Peter Carrell said...

Hi Anonymous
A key question to ask of the mixed churchmanship dioceses is what is contributing to the stability, even growth of their attendance numbers ... and which parishes are declining in their ability to support a stipend!

Anonymous said...

I continue to be astonished at your statement that not only does your provincial leadership have no statistical analysis of your province whatsoever, but that there is little to no discussion or analysis about growth or decline!

You pose a good question about mixed churchmanship diocese - maybe that would be a good place for you to start presenting some solid analysis here. Looking forward to your systematic answer.

Please can you let us know the URL for "The Four Hundred Club" parishes and where can we obtain the published papers of their reflections so that others might learn from this, as you say often-painfully acquired, wisdom?

Peter Carrell said...

Hi Anonymous
You might be waiting a long time for systematic analysis from me re mixed churchmanship dioceses - I do not have time to do that research right now.

I am confident, however, that the larger, stable or growing parishes in the NZ dioceses are more likely to be 'conservative' than not. I invite NZers who have done research to support or deny that anecdotal observation to comment!

There is no website nor any published papers from the Four Hundred Club that I am aware of.

Anonymous said...

Nelson has only a small population compared to other dioceses, so the base for growth is comparatively small. There was a lot of growth in the 1990s, when it was previously thought the diocese was finished.
Other, newer charismatic churches often provide 'competition' for evangelical Anglicans, whose denominational identity is often fairly fluid. So a broader question is: how many people are still attending churches (of all descriptions) and how many have become inactive?
The liberal-leaning leadership of the Anglican Church doesn't want to face the well-known conclusion that liberal churches rarely grow today, as it would call into question their working theology.

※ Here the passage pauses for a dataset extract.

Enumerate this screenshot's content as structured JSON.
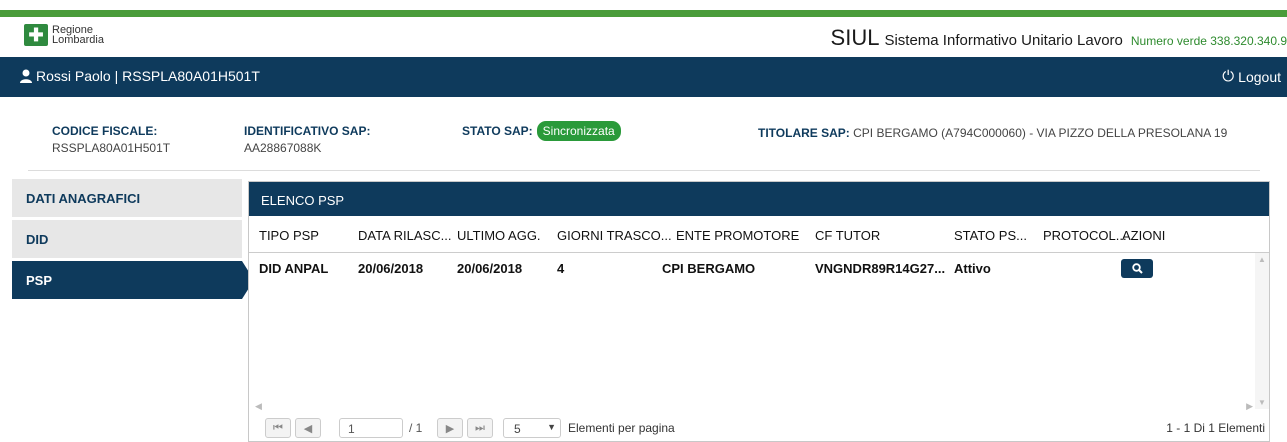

Rather like Tec, where the only growth industry is law suits.

Peter Carrell said...

Hi Anon1
Who am I to disagree with you? :)

An interesting point to do with attendance statistics (at least in NZ, but I think also in Australia, probably elsewhere) is the question of statistically hidden changes to attendance patterns:

100 people attending weekly in 1990 has (many ministers would say) become 100 people attending, but only 3/5 Sundays, or whatever, so, say an average weekly attendance of 85 may not tell us that there are, in fact, 100 regular attenders in 1990.

In general terms I stand by my assertion, in line with what you say Anon1, that liberal churches in NZ, certainly in the top of the South Island, are not generally growing in numbers, and the growing churches are conservative churches.

Anonymous said...

Let me see if I have your points clearly:
Your church leadership rarely if ever discusses growth or decline.
Your church leadership neither has nor provides any statistics of overall attendance.
You contend your church has much to learn from growing and large parishes.
Leaders of growing and large parishes meet annually.
These leaders publish no papers and have no website to help others learn from them.
There is no mention of these leaders’ meetings in any provincial publications or church websites. Or even who they are.
You can only join this group once your attendance figures passes a certain number.
But there is no assistance given to help you increase your attendance.
And many vicars do not know this group even exists even if they are interested in what they have to offer. Which they aren’t offering.

Peter Carrell said...

Hi Anonymous
Not quite full marks here :)
The 400 Club is pretty well known in the Dioceses, and has, over the years expanded its membership.
Help is available for those who wish to grow their churches from the vicars of these churches and in various other ways ... but mostly that help is not sought!